In particular, they focused on systolic pressure, the pressure exerted on arteries when the heart pumps, diastolic blood pressure, measured when the heart muscle relaxes, and hypertension, a condition characterized by systolic and/or diastolic blood pressure that's consistently higher than the normal range.

When they tested the most promising SNPs from the first stage of the study in another 133,661 individuals of European ancestry, the researchers were left with 29 blood pressure-related SNPs at 28 loci. Sixteen of the sites had not been implicated in blood pressure control in the past, although six of the new loci did fall in or around genes or pathways suspected of contributing to blood pressure-related processes.

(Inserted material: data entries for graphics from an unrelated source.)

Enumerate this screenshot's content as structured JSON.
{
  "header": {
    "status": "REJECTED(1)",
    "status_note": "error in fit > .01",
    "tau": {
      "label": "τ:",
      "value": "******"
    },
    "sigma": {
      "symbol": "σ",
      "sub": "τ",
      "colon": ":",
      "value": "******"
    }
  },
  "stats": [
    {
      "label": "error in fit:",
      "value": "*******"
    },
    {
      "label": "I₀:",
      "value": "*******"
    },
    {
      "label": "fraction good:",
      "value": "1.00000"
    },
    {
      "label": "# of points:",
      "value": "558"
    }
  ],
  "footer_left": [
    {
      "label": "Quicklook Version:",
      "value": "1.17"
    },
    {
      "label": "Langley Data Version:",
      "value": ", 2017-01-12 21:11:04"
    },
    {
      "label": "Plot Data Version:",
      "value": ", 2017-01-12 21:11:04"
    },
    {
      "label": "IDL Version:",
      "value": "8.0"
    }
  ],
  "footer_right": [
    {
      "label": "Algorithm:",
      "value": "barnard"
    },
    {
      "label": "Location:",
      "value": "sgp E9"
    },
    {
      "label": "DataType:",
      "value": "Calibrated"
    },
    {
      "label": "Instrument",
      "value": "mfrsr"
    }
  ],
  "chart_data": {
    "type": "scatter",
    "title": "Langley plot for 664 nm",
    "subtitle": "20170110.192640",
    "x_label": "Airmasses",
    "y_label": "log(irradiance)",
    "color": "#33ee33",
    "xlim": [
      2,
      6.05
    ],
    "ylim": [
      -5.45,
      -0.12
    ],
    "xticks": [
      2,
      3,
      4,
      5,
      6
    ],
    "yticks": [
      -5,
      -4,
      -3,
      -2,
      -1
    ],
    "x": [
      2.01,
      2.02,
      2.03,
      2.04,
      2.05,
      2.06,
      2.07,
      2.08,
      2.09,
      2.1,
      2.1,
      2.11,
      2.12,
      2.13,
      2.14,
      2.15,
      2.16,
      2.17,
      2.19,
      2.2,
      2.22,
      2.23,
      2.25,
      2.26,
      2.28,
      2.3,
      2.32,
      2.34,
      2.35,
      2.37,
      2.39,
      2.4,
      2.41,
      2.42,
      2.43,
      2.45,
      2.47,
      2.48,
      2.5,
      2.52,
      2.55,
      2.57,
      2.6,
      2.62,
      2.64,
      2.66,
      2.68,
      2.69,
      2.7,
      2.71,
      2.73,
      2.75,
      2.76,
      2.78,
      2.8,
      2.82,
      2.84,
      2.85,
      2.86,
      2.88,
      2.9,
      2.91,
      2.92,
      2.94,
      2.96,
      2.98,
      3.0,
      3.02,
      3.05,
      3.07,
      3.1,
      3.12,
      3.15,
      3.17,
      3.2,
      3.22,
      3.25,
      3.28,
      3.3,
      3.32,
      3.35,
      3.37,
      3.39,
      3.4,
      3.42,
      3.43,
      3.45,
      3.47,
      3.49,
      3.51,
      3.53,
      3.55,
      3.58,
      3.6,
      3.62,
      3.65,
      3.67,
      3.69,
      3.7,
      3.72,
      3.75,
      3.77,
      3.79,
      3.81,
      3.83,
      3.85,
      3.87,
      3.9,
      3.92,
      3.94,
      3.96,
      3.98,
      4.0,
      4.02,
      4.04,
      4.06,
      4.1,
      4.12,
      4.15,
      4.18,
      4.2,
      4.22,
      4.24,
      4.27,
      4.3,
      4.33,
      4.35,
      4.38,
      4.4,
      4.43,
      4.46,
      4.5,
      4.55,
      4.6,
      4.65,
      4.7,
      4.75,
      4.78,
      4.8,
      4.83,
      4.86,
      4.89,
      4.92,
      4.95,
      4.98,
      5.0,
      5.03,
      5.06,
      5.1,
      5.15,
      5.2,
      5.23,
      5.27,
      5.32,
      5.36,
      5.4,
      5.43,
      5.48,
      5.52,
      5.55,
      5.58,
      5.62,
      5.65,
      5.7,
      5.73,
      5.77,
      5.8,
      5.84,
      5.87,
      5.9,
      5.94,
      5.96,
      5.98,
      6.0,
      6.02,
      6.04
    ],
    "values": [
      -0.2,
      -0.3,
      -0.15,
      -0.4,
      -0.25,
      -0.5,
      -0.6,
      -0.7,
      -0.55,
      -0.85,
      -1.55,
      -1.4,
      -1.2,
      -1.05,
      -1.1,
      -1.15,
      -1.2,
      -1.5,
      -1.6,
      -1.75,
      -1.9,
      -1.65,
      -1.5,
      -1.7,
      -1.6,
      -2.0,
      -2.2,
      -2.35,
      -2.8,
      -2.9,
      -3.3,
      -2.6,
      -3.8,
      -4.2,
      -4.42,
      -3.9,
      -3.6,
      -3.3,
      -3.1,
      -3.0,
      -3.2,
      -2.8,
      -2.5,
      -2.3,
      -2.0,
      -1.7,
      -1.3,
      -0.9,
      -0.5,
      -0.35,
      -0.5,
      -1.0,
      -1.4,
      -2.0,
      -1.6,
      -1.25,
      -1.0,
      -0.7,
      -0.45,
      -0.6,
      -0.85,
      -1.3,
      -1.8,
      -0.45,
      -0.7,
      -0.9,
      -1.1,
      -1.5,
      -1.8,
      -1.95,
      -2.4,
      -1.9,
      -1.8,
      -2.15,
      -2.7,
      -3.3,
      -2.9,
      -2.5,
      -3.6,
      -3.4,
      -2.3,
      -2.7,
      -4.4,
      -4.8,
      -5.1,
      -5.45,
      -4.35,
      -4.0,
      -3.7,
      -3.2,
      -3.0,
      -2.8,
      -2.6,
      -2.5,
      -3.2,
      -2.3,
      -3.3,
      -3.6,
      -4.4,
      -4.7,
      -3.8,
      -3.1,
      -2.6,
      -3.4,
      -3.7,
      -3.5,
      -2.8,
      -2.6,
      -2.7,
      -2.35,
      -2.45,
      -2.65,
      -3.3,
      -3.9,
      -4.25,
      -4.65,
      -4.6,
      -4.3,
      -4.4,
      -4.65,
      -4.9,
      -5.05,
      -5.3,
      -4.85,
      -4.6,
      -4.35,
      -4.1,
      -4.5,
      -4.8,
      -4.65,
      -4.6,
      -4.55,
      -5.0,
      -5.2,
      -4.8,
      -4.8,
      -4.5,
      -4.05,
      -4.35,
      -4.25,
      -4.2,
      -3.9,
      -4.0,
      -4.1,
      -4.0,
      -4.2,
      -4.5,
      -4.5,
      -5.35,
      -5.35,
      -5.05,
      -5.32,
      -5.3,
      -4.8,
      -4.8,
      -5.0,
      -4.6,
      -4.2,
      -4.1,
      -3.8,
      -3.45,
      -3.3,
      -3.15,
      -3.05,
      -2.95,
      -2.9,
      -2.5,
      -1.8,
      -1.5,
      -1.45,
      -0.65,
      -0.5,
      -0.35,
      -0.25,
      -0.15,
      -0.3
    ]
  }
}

Follow up studies on tens of thousands of non-Europeans, including 29,719 East Asians, 23,977 South Asians, and 19,775 Africans, suggested that nine of the loci are also associated with blood pressure in East Asian populations, while six showed significant associations in the South Asian group.

Each associated variant had a small effect on systolic or diastolic blood pressure overall, the study authors reported. But a weighted risk score comprised of data at all 29 sites in the genome did offer a window into hypertension risk — and the risk of related conditions such as thickening of the heart's left ventricle, stroke, or coronary artery disease. In contrast, the risk score did not provide clues about kidney function or kidney disease.

"The absence of association with kidney phenotypes could be explained by a weaker causal relationship between blood pressure and kidney phenotypes than with [coronary artery disease] and stroke," the study authors explained. "[S]everal lines of evidence converge to indicate that blood pressure elevation may in part be a consequence rather than cause of sub-clinical kidney disease."

In another GWAS in the early, online version of Nature Genetics, meanwhile, ICBP-GWAS researchers used another large GWAS meta-analysis to track down six previously undetected regions of the genome that appear to influence two more blood pressure measures: pulse pressure and mean arterial pressure.

"Our study shows the importance of looking at different measures of blood pressure in order to identify new genetic variants that affect levels of blood pressure in the population," co-first author Louise Wain, a University of Leicester researcher, said in a statement.

For that study, researchers initially did a meta-analysis of genotyping data for 74,064 European individuals, including many of the same participants evaluated in the Nature study, before following up on candidate variants in tens of thousands more study participants.

In the process, the team found pulse pressure-associated loci that reached genome-wide significance on chromosomes 4, 7, 8, and 11 and two sites on chromosomes 3 and 10 with genome-wide significant associations with mean arterial pressure.

The search also uncovered one locus linked to both pulse pressure and mean arterial pressure, they reported — a chromosome 2 site implicated in systolic blood pressure control in individuals of East Asian ancestry.

"Our findings show that analyses of [pulse pressure] and [mean arterial pressure] identify loci influencing blood pressure phenotypes that may not be detectable by studying [systolic blood pressure] and [diastolic blood pressure] separately," researchers wrote.

Even so, they reported, while many of the loci seem to influence systolic and diastolic blood pressure patterns in the same way, at least three pulse pressure-associated regions appear to have opposing influences on systolic and diastolic traits.

There's still more to learn about how the newly detected genetic variants contribute to blood pressure biology. And researchers suspect there are many more genetic factors that haven't been identified yet. Nevertheless, the studies are helping to flesh out a picture of how some of the pathways interact to produce various blood pressure patterns.

"[B]lood pressure is a function of these genes we just identified as well as perhaps a hundred others we haven't found yet," Chakravarti said in a statement. "By revealing the genetic architecture of blood pressure, both studies will help us to understand the biology of cardiovascular diseases and stroke, and, eventually, may lead to better therapies."